Un problème persistant
L'auteur rappelle que ses élèves de 14-15 ans ne parvenaient pas à raconter un film vu la veille. Il souligne que le ministre insiste sur la nécessité de travailler la lecture, l'écriture et le vocabulaire dès l'école maternelle pour réduire les inégalités. Cette reconnaissance officielle valide son analyse de 2008, alors qualifiée de « catastrophiste » par Le Monde.
Les critiques et l'aveuglement
À l'époque, certains collègues avaient dénoncé son livre, y voyant un mépris pour les élèves immigrés. L'auteur rétorque que ce mépris était le leur : privilégiant l'origine culturelle plutôt que la réalité pédagogique, ils refusaient de voir les difficultés criantes.
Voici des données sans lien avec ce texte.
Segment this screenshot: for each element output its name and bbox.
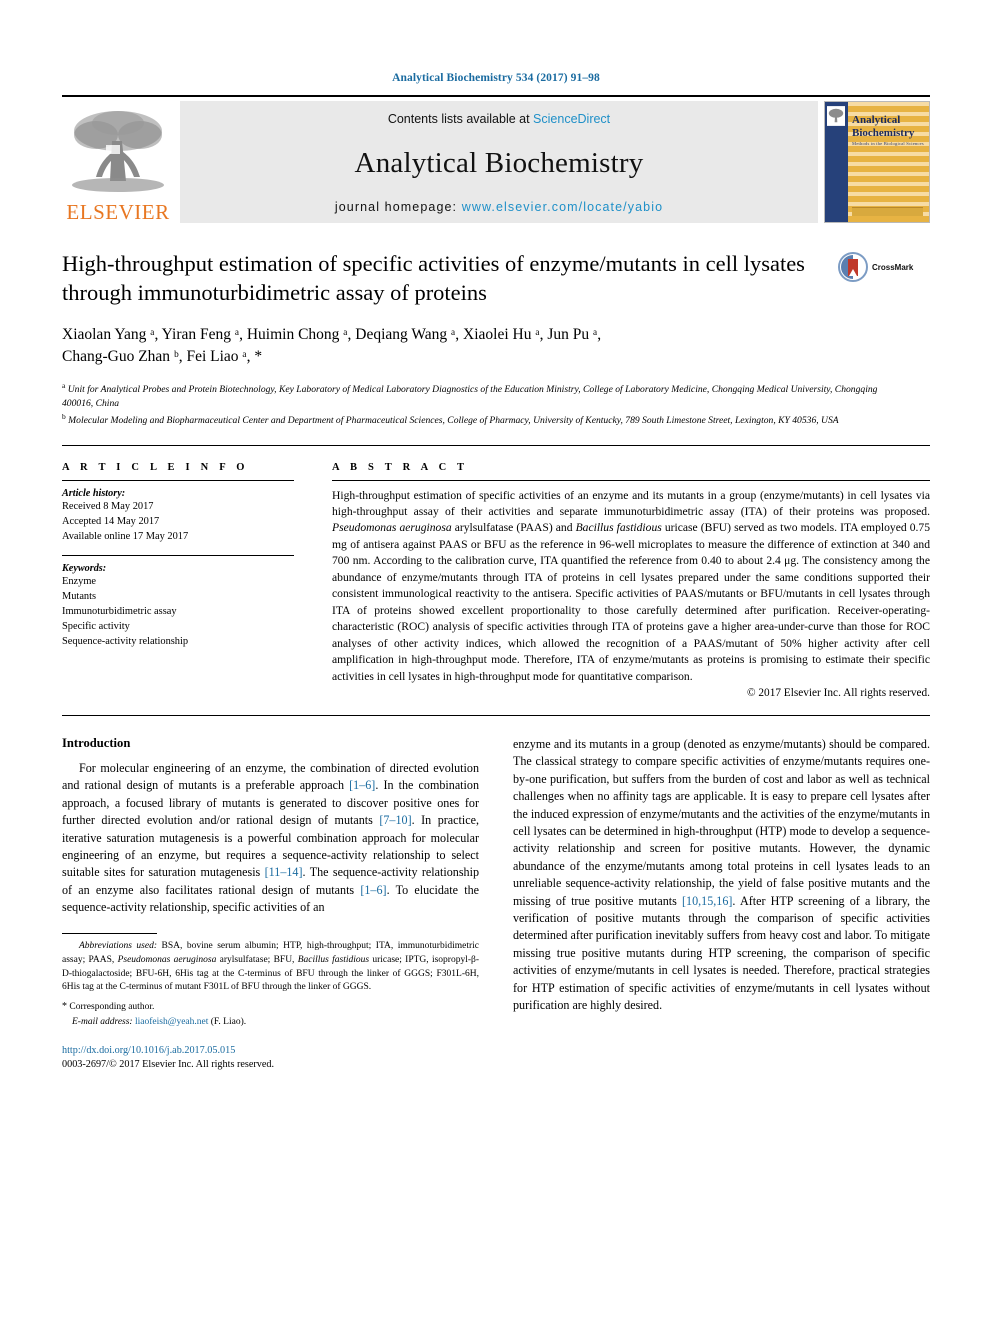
- section-heading-introduction: Introduction: [62, 735, 131, 750]
- journal-banner: ELSEVIER Contents lists available at Sci…: [62, 95, 930, 225]
- footnote-area: Abbreviations used: BSA, bovine serum al…: [62, 932, 479, 1073]
- affiliation-a-text: Unit for Analytical Probes and Protein B…: [62, 383, 878, 409]
- authors-line-1: Xiaolan Yang ᵃ, Yiran Feng ᵃ, Huimin Cho…: [62, 325, 602, 343]
- reference-link[interactable]: [1–6]: [360, 883, 386, 897]
- affiliation-b-marker: b: [62, 412, 66, 422]
- journal-title: Analytical Biochemistry: [354, 146, 644, 179]
- affiliation-b: b Molecular Modeling and Biopharmaceutic…: [62, 411, 882, 428]
- affiliation-list: a Unit for Analytical Probes and Protein…: [62, 380, 882, 429]
- article-history-received: Received 8 May 2017: [62, 500, 154, 512]
- journal-cover-thumbnail: Analytical Biochemistry Methods in the B…: [824, 101, 930, 223]
- reference-link[interactable]: [10,15,16]: [682, 894, 732, 908]
- body-column-left: Introduction For molecular engineering o…: [62, 736, 479, 1073]
- cover-elsevier-icon: [827, 106, 845, 126]
- abstract-column: A B S T R A C T High-throughput estimati…: [332, 462, 930, 699]
- doi-link[interactable]: http://dx.doi.org/10.1016/j.ab.2017.05.0…: [62, 1044, 479, 1058]
- article-info-column: A R T I C L E I N F O Article history: R…: [62, 462, 294, 699]
- abstract-copyright: © 2017 Elsevier Inc. All rights reserved…: [746, 686, 930, 699]
- contents-prefix: Contents lists available at: [387, 112, 534, 126]
- author-list: Xiaolan Yang ᵃ, Yiran Feng ᵃ, Huimin Cho…: [62, 324, 862, 368]
- email-link[interactable]: liaofeish@yeah.net: [135, 1017, 208, 1027]
- keyword-item: Specific activity: [62, 621, 130, 632]
- affiliation-b-text: Molecular Modeling and Biopharmaceutical…: [68, 415, 839, 427]
- homepage-prefix: journal homepage:: [334, 200, 462, 214]
- abbreviations-footnote: Abbreviations used: BSA, bovine serum al…: [62, 940, 479, 996]
- article-info-heading: A R T I C L E I N F O: [62, 461, 249, 473]
- paper-page: Analytical Biochemistry 534 (2017) 91–98: [0, 0, 992, 1323]
- body-columns: Introduction For molecular engineering o…: [62, 736, 930, 1073]
- email-label: E-mail address:: [72, 1016, 133, 1027]
- body-column-right: enzyme and its mutants in a group (denot…: [513, 736, 930, 1073]
- journal-homepage-line: journal homepage: www.elsevier.com/locat…: [335, 200, 663, 214]
- body-separator-rule: [62, 714, 930, 716]
- keyword-item: Sequence-activity relationship: [62, 636, 189, 648]
- keyword-item: Immunoturbidimetric assay: [62, 605, 177, 617]
- journal-homepage-link[interactable]: www.elsevier.com/locate/yabio: [462, 200, 663, 214]
- crossmark-badge[interactable]: CrossMark: [838, 252, 930, 282]
- abstract-text: High-throughput estimation of specific a…: [332, 488, 930, 683]
- page-title: High-throughput estimation of specific a…: [62, 251, 805, 305]
- article-history-available: Available online 17 May 2017: [62, 530, 189, 542]
- asterisk-icon: *: [62, 1001, 67, 1013]
- reference-link[interactable]: [7–10]: [379, 813, 411, 827]
- affiliation-a-marker: a: [62, 380, 66, 390]
- cover-subtitle: Methods in the Biological Sciences: [852, 141, 924, 147]
- abstract-heading: A B S T R A C T: [332, 461, 469, 473]
- elsevier-tree-icon: [72, 111, 164, 192]
- title-block: High-throughput estimation of specific a…: [62, 250, 930, 429]
- info-abstract-section: A R T I C L E I N F O Article history: R…: [62, 444, 930, 699]
- corresponding-author-text: Corresponding author.: [69, 1002, 155, 1013]
- banner-center: Contents lists available at ScienceDirec…: [180, 101, 818, 223]
- elsevier-logo: ELSEVIER: [62, 101, 174, 223]
- sciencedirect-link[interactable]: ScienceDirect: [533, 112, 610, 126]
- cover-title-line2: Biochemistry: [852, 126, 915, 139]
- corresponding-author-note: * Corresponding author. E-mail address: …: [62, 999, 479, 1029]
- affiliation-a: a Unit for Analytical Probes and Protein…: [62, 380, 882, 412]
- footnote-rule: [62, 932, 157, 934]
- reference-link[interactable]: [1–6]: [349, 778, 375, 792]
- cover-title-line1: Analytical: [852, 114, 901, 126]
- footer-doi-block: http://dx.doi.org/10.1016/j.ab.2017.05.0…: [62, 1044, 479, 1073]
- keyword-item: Mutants: [62, 590, 97, 602]
- article-history-accepted: Accepted 14 May 2017: [62, 515, 160, 527]
- authors-line-2: Chang-Guo Zhan ᵇ, Fei Liao ᵃ, *: [62, 347, 263, 365]
- abstract-rule: [332, 479, 930, 481]
- running-head: Analytical Biochemistry 534 (2017) 91–98: [392, 72, 600, 84]
- crossmark-icon: [838, 252, 868, 282]
- keywords-label: Keywords:: [62, 562, 107, 574]
- keyword-item: Enzyme: [62, 575, 97, 587]
- cover-title: Analytical Biochemistry Methods in the B…: [852, 114, 925, 147]
- article-history-label: Article history:: [62, 487, 126, 499]
- email-owner: (F. Liao).: [210, 1016, 247, 1027]
- elsevier-wordmark: ELSEVIER: [66, 200, 170, 224]
- keywords-rule: [62, 554, 294, 556]
- introduction-paragraph-left: For molecular engineering of an enzyme, …: [62, 760, 480, 915]
- issn-copyright: 0003-2697/© 2017 Elsevier Inc. All right…: [62, 1059, 275, 1071]
- abbreviations-label: Abbreviations used:: [79, 940, 158, 951]
- crossmark-label: CrossMark: [872, 262, 914, 272]
- article-info-rule: [62, 479, 294, 481]
- reference-link[interactable]: [11–14]: [265, 865, 303, 879]
- cover-bottom-bar: [852, 207, 923, 216]
- contents-available-line: Contents lists available at ScienceDirec…: [388, 112, 610, 126]
- introduction-paragraph-right: enzyme and its mutants in a group (denot…: [513, 736, 931, 1013]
Ces mêmes personnes s'opposaient aux priorités « lire, écrire, compter », les caricaturant comme « l'école de grand-papa ».
Les résultats des enquêtes internationales
Les enquêtes PISA confirment la baisse du niveau en français, particulièrement chez les élèves défavorisés. L'auteur insiste sur la nécessité d'un enseignement exigeant et d'un travail régulier, comme le préconise le ministre. Il note que beaucoup d'élèves de troisième peinent à situer les grandes villes françaises, ne les connaissant que par le football.
Les conditions d'une école républicaine
Pour que l'exigence soit possible, il faut un cadre scolaire favorable : identification précoce des troubles, prise en charge par des spécialistes, et soutien aux enseignants. L'auteur conclut que la maîtrise du langage conditionne la compréhension du monde et la démocratie, rejoignant les propos du ministre.